Spanish textile titan Inditex, owner of global fashion retailer Zara, said Wednesday that it swung back into profit in the second quarter as it reopened most of its stores following virus shutdowns and enjoyed strong online sales.

The group, which also owns the Bershka and Massimo Dutti brands, posted a higher-than-expected net profit of 214 million euros ($253 million) in the three months from May to July.

Inditex, which runs its business year from February to January, had booked a loss of 409 million euros in the previous quarter -- its first Q1 loss in nearly 20 years --- when it was forced to close more than 90 percent of its 7,000 shops around the world due to Covid-19 lockdown measures.

The second-quarter results were better analysts' expectations for net profit of some 58 million euros.

Inditex said 98 percent of its stores had reopened although they are operating at a limited capacity and with reduced hours in certain countries because of the pandemic.

The "third quarter continues to see a progressive return to normality, with online sales growing sharply and store sales recovering gradually," the company said in a statement.

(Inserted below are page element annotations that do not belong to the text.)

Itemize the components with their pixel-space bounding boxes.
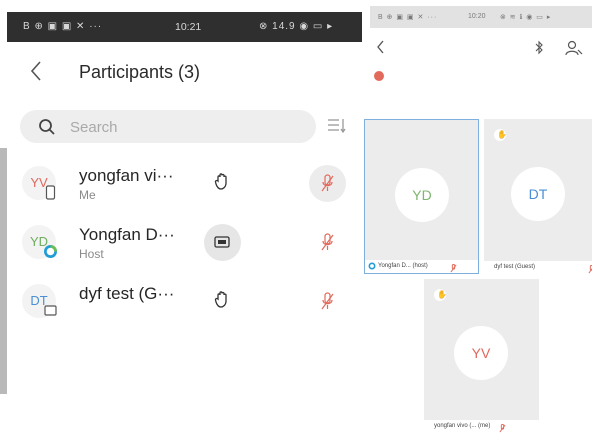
tile-name: yongfan vivo (... (me) [434, 423, 491, 429]
screenshot-stage: B ⊕ ▣ ▣ ✕ ··· 10:21 ⊗ 14.9 ◉ ▭ ▸ Partici… [0, 0, 592, 433]
recording-indicator-icon [374, 71, 384, 81]
status-bar: B ⊕ ▣ ▣ ✕ ··· 10:20 ⊗ ≋ ℹ ◉ ▭ ▸ [370, 6, 592, 28]
status-right-icons: ⊗ 14.9 ◉ ▭ ▸ [259, 21, 334, 32]
raised-hand-icon [214, 290, 230, 308]
page-title: Participants (3) [79, 62, 201, 82]
avatar: YD [395, 168, 449, 222]
webex-icon [43, 244, 58, 259]
raised-hand-icon: ✋ [494, 129, 507, 141]
bluetooth-icon[interactable] [534, 40, 544, 55]
screen-icon [43, 303, 58, 318]
participant-row[interactable]: YD Yongfan D··· Host [7, 212, 362, 272]
avatar: YV [454, 326, 508, 380]
background-edge [0, 148, 7, 394]
video-tile[interactable]: YD Yongfan D... (host) [364, 119, 479, 274]
search-input[interactable] [70, 117, 300, 137]
mic-muted-icon [321, 292, 334, 310]
tile-caption: yongfan vivo (... (me) [424, 420, 539, 433]
mic-muted-icon [450, 264, 457, 273]
status-left-icons: B ⊕ ▣ ▣ ✕ ··· [378, 14, 438, 21]
mute-toggle-button[interactable] [309, 165, 346, 202]
video-tile[interactable]: ✋ YV yongfan vivo (... (me) [424, 279, 539, 433]
mic-muted-icon [321, 233, 334, 251]
mic-muted-icon [499, 424, 506, 433]
status-right-icons: ⊗ ≋ ℹ ◉ ▭ ▸ [500, 14, 552, 21]
mic-muted-icon [321, 174, 334, 192]
search-bar[interactable] [20, 110, 316, 143]
raised-hand-icon: ✋ [434, 289, 447, 301]
search-icon [39, 119, 55, 135]
webex-icon [368, 262, 376, 270]
status-left-icons: B ⊕ ▣ ▣ ✕ ··· [23, 21, 103, 32]
participants-icon[interactable] [565, 40, 583, 56]
phone-icon [43, 185, 58, 200]
participant-name: Yongfan D··· [79, 225, 175, 244]
video-tile[interactable]: ✋ DT dyf test (Guest) [484, 119, 592, 274]
mute-toggle-button[interactable] [309, 224, 346, 261]
title-bar: Participants (3) [7, 42, 362, 100]
video-grid-screen: B ⊕ ▣ ▣ ✕ ··· 10:20 ⊗ ≋ ℹ ◉ ▭ ▸ YD Yongf… [362, 0, 592, 433]
participant-row[interactable]: YV yongfan vi··· Me [7, 153, 362, 213]
tile-caption: Yongfan D... (host) [365, 260, 478, 273]
back-arrow-icon[interactable] [376, 40, 385, 54]
participant-role: Host [79, 247, 104, 261]
participant-name: yongfan vi··· [79, 166, 174, 185]
participant-role: Me [79, 188, 96, 202]
mic-muted-icon [588, 265, 592, 274]
back-arrow-icon[interactable] [29, 60, 43, 82]
participant-name: dyf test (G··· [79, 284, 175, 303]
mute-toggle-button[interactable] [309, 283, 346, 320]
status-bar: B ⊕ ▣ ▣ ✕ ··· 10:21 ⊗ 14.9 ◉ ▭ ▸ [7, 12, 362, 42]
tile-name: Yongfan D... (host) [378, 263, 428, 269]
participant-row[interactable]: DT dyf test (G··· [7, 271, 362, 331]
raised-hand-icon [214, 172, 230, 190]
avatar: DT [511, 167, 565, 221]
tile-caption: dyf test (Guest) [484, 261, 592, 274]
participants-screen: B ⊕ ▣ ▣ ✕ ··· 10:21 ⊗ 14.9 ◉ ▭ ▸ Partici… [0, 0, 362, 433]
screen-share-icon [214, 236, 230, 248]
tile-name: dyf test (Guest) [494, 264, 536, 270]
status-time: 10:21 [175, 21, 202, 33]
screen-share-button[interactable] [204, 224, 241, 261]
sort-list-icon[interactable] [326, 116, 346, 136]
status-time: 10:20 [468, 13, 486, 20]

In the period from May to July, sales rose to 4.73 billion euros from 3.30 billion in the previous quarter.

But the figure is down by 32 percent when compared to the second quarter of 2019.

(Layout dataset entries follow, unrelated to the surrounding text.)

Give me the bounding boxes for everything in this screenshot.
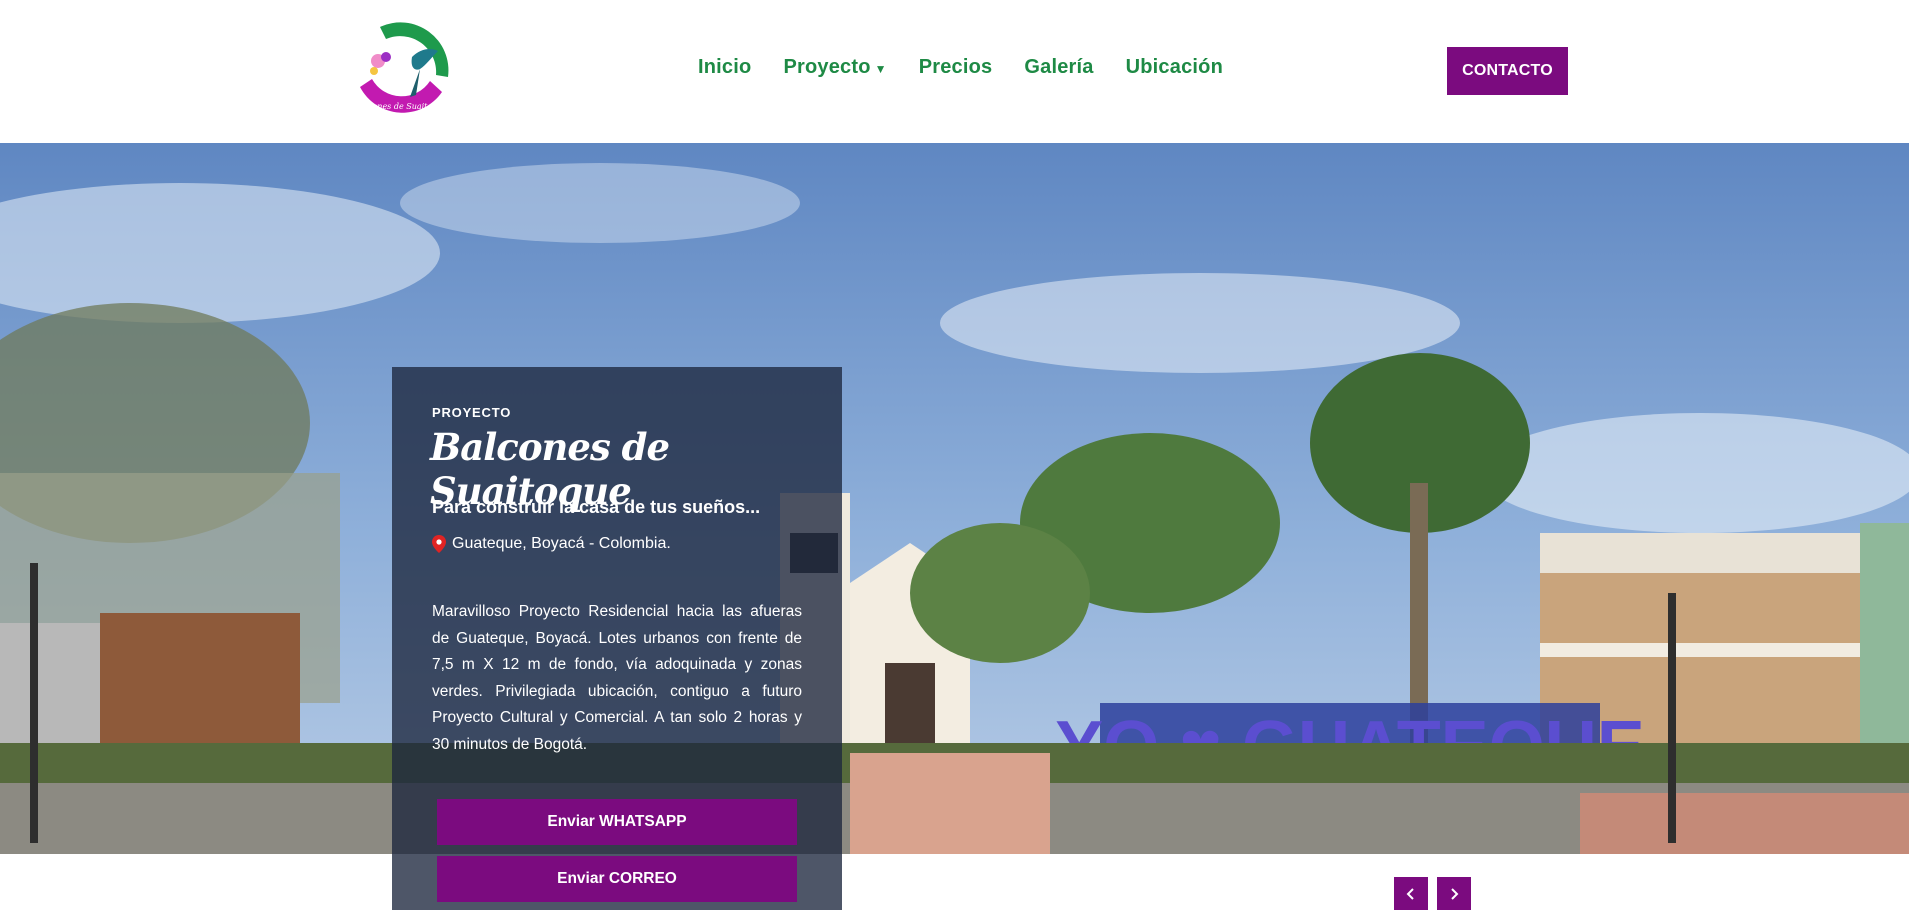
- hero-slider: YO ♥ GUATEQUE: [0, 143, 1909, 854]
- chevron-right-icon: [1451, 887, 1459, 900]
- nav-inicio[interactable]: Inicio: [698, 56, 751, 79]
- slider-prev-button[interactable]: [1394, 877, 1428, 910]
- hero-background-image: YO ♥ GUATEQUE: [0, 143, 1909, 854]
- logo[interactable]: Balcones de Suaitoque: [350, 17, 453, 120]
- nav-galeria[interactable]: Galería: [1024, 56, 1093, 79]
- contact-button[interactable]: CONTACTO: [1447, 47, 1568, 95]
- nav-precios[interactable]: Precios: [919, 56, 993, 79]
- caret-down-icon: ▼: [874, 62, 887, 76]
- nav-proyecto[interactable]: Proyecto ▼: [783, 56, 886, 79]
- slider-next-button[interactable]: [1437, 877, 1471, 910]
- whatsapp-button[interactable]: Enviar WHATSAPP: [437, 799, 797, 845]
- chevron-left-icon: [1406, 887, 1414, 900]
- card-subtitle: Para construir la casa de tus sueños...: [432, 497, 761, 517]
- site-header: Balcones de Suaitoque Inicio Proyecto ▼ …: [0, 0, 1909, 143]
- project-card: PROYECTO Balcones de Suaitoque Para cons…: [392, 367, 842, 910]
- map-pin-icon: [432, 535, 446, 553]
- card-description: Maravilloso Proyecto Residencial hacia l…: [432, 603, 802, 753]
- nav-ubicacion[interactable]: Ubicación: [1126, 56, 1223, 79]
- email-button[interactable]: Enviar CORREO: [437, 856, 797, 902]
- card-eyebrow: PROYECTO: [432, 405, 512, 420]
- main-nav: Inicio Proyecto ▼ Precios Galería Ubicac…: [698, 56, 1223, 79]
- card-location: Guateque, Boyacá - Colombia.: [432, 535, 671, 553]
- svg-text:Balcones de Suaitoque: Balcones de Suaitoque: [354, 102, 448, 111]
- location-text: Guateque, Boyacá - Colombia.: [452, 535, 671, 552]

Inditex, which owns fashion retailer Zara, beat analysts' expectations in the second quarter
Inditex, which owns fashion retailer Zara, beat analysts' expectations in the second quarter AFP / Sameer Al-DOUMY

For the first half, Inditex posted a loss of 195 million euros.

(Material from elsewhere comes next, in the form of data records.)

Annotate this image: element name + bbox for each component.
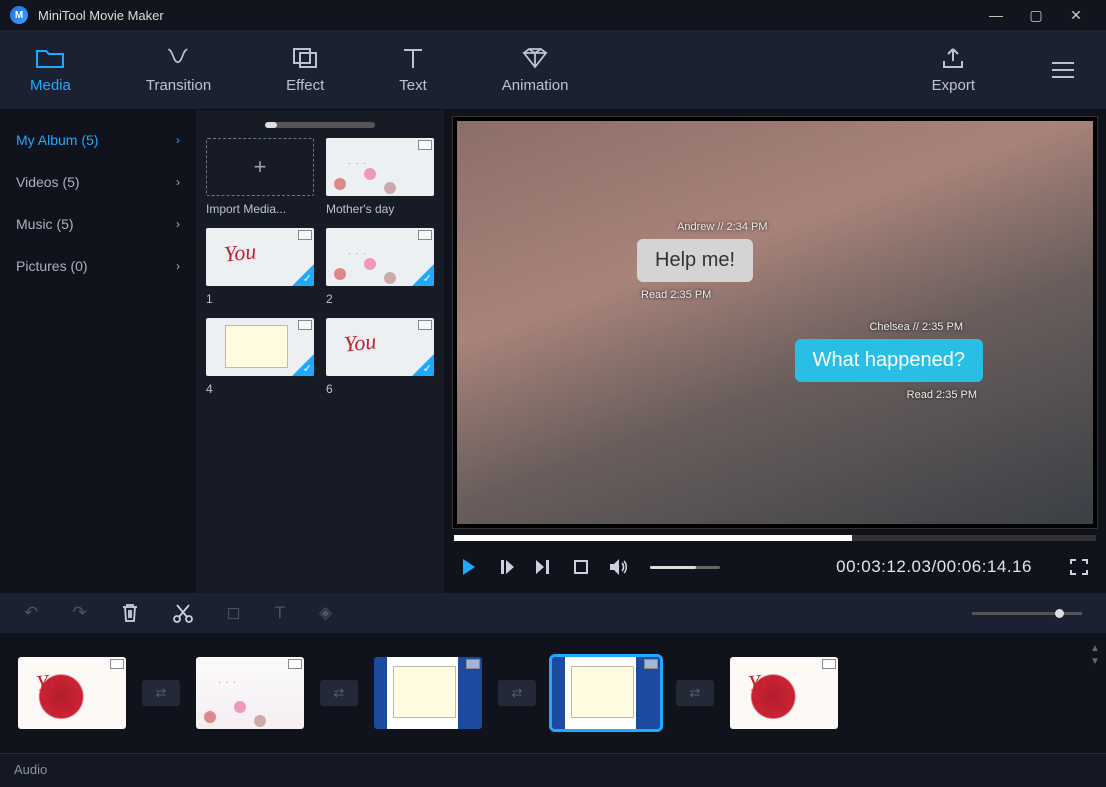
media-item[interactable]: 6: [326, 318, 434, 396]
playback-controls: 00:03:12.03/00:06:14.16: [452, 547, 1098, 587]
timeline-clip[interactable]: [18, 657, 126, 729]
check-icon: [292, 354, 314, 376]
timeline-clip-selected[interactable]: [552, 657, 660, 729]
tab-media[interactable]: Media: [30, 45, 71, 94]
chat-meta: Chelsea // 2:35 PM: [869, 321, 963, 333]
aspect-icon: [418, 230, 432, 240]
horizontal-scrollbar[interactable]: [265, 122, 375, 128]
preview-panel: Andrew // 2:34 PM Help me! Read 2:35 PM …: [444, 110, 1106, 593]
diamond-icon: [520, 45, 550, 71]
sidebar-item-pictures[interactable]: Pictures (0) ›: [10, 250, 186, 282]
chat-bubble: What happened?: [795, 339, 983, 382]
effect-icon: [292, 45, 318, 71]
chevron-right-icon: ›: [176, 217, 180, 231]
timeline-clip[interactable]: [730, 657, 838, 729]
media-item[interactable]: Mother's day: [326, 138, 434, 216]
titlebar: M MiniTool Movie Maker — ▢ ✕: [0, 0, 1106, 30]
sidebar-item-music[interactable]: Music (5) ›: [10, 208, 186, 240]
folder-icon: [36, 45, 64, 71]
volume-button[interactable]: [610, 559, 628, 575]
timeline-clip[interactable]: [196, 657, 304, 729]
next-frame-button[interactable]: [536, 560, 552, 574]
chat-read: Read 2:35 PM: [641, 289, 711, 301]
export-icon: [941, 45, 965, 71]
media-item[interactable]: 4: [206, 318, 314, 396]
scroll-down-icon[interactable]: ▼: [1090, 656, 1100, 667]
transition-slot[interactable]: ⇄: [142, 680, 180, 706]
export-button[interactable]: Export: [932, 45, 975, 94]
check-icon: [412, 354, 434, 376]
check-icon: [412, 264, 434, 286]
tab-transition[interactable]: Transition: [146, 45, 211, 94]
chat-bubble: Help me!: [637, 239, 753, 282]
app-root: M MiniTool Movie Maker — ▢ ✕ Media Trans…: [0, 0, 1106, 787]
preview-video[interactable]: Andrew // 2:34 PM Help me! Read 2:35 PM …: [452, 116, 1098, 529]
check-icon: [292, 264, 314, 286]
scroll-up-icon[interactable]: ▲: [1090, 643, 1100, 654]
main-area: My Album (5) › Videos (5) › Music (5) › …: [0, 110, 1106, 593]
undo-button[interactable]: ↶: [24, 603, 38, 623]
transition-icon: [165, 45, 193, 71]
sidebar: My Album (5) › Videos (5) › Music (5) › …: [0, 110, 196, 593]
chevron-right-icon: ›: [176, 175, 180, 189]
media-item[interactable]: 1: [206, 228, 314, 306]
text-tool-button[interactable]: T: [275, 603, 285, 623]
aspect-icon: [418, 320, 432, 330]
aspect-icon: [298, 320, 312, 330]
chevron-right-icon: ›: [176, 259, 180, 273]
plus-icon: +: [206, 138, 314, 196]
playback-progress[interactable]: [454, 535, 1096, 541]
minimize-button[interactable]: —: [976, 7, 1016, 23]
transition-slot[interactable]: ⇄: [320, 680, 358, 706]
timeline[interactable]: ⇄ ⇄ ⇄ ⇄ ▲ ▼: [0, 633, 1106, 753]
app-title: MiniTool Movie Maker: [38, 8, 164, 23]
crop-button[interactable]: ◻: [227, 603, 241, 623]
audio-track[interactable]: Audio: [0, 753, 1106, 787]
transition-slot[interactable]: ⇄: [676, 680, 714, 706]
sidebar-item-videos[interactable]: Videos (5) ›: [10, 166, 186, 198]
import-media-button[interactable]: + Import Media...: [206, 138, 314, 216]
main-tabs: Media Transition Effect Text Animation: [0, 30, 1106, 110]
redo-button[interactable]: ↷: [72, 603, 86, 623]
timecode: 00:03:12.03/00:06:14.16: [836, 557, 1032, 577]
tab-effect[interactable]: Effect: [286, 45, 324, 94]
aspect-icon: [418, 140, 432, 150]
hamburger-menu-button[interactable]: [1050, 60, 1076, 80]
edit-toolbar: ↶ ↷ ◻ T ◈: [0, 593, 1106, 633]
aspect-icon: [298, 230, 312, 240]
maximize-button[interactable]: ▢: [1016, 7, 1056, 24]
close-button[interactable]: ✕: [1056, 7, 1096, 24]
timeline-clip[interactable]: [374, 657, 482, 729]
prev-frame-button[interactable]: [498, 560, 514, 574]
effect-tool-button[interactable]: ◈: [319, 603, 332, 623]
chevron-right-icon: ›: [176, 133, 180, 147]
app-logo-icon: M: [10, 6, 28, 24]
chat-meta: Andrew // 2:34 PM: [677, 221, 768, 233]
fullscreen-button[interactable]: [1070, 559, 1088, 575]
sidebar-item-my-album[interactable]: My Album (5) ›: [10, 124, 186, 156]
media-item[interactable]: 2: [326, 228, 434, 306]
media-panel: + Import Media... Mother's day 1 2: [196, 110, 444, 593]
text-icon: [401, 45, 425, 71]
timeline-zoom-slider[interactable]: [972, 612, 1082, 615]
timeline-vertical-scroll[interactable]: ▲ ▼: [1090, 643, 1100, 667]
chat-read: Read 2:35 PM: [907, 389, 977, 401]
delete-button[interactable]: [121, 603, 139, 623]
transition-slot[interactable]: ⇄: [498, 680, 536, 706]
tab-text[interactable]: Text: [399, 45, 427, 94]
tab-animation[interactable]: Animation: [502, 45, 569, 94]
volume-slider[interactable]: [650, 566, 720, 569]
play-button[interactable]: [462, 559, 476, 575]
split-button[interactable]: [173, 603, 193, 623]
stop-button[interactable]: [574, 560, 588, 574]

Internet sales surged by 74 percent during the six-month period as it began selling online in nine more countries, including Argentina and Peru.

"I am particularly pleased with our online sales growth, which demonstrates the critical importance of our integrated store and online platform strategy," Inditex executive chairman Pablo Isla said in the statement.

The retailer said it recently recorded one million online orders in a single day for the first time as many customers switched from shopping at the company's shops.

Since 2012, Inditex has invested around 2.5 billion euros in beefing up its online sales by reducing its stock of smaller older shops and investing in larger stores in high-profile locations.

The company aims to have digital sales account for at least 25 percent of all sales in two years, up from 14 percent in 2019.

Inditex's results compare positively to those of its biggest rival, Sweden's H&M, which posted a net loss of 477 million euros in the second quarter before returning to profit in the third.

The Covid-19 outbreak that began in China late last year and spread around the world prompted governments to close businesses and order millions of people to stay at home to try to slow the contagion, causing retail sales to slump.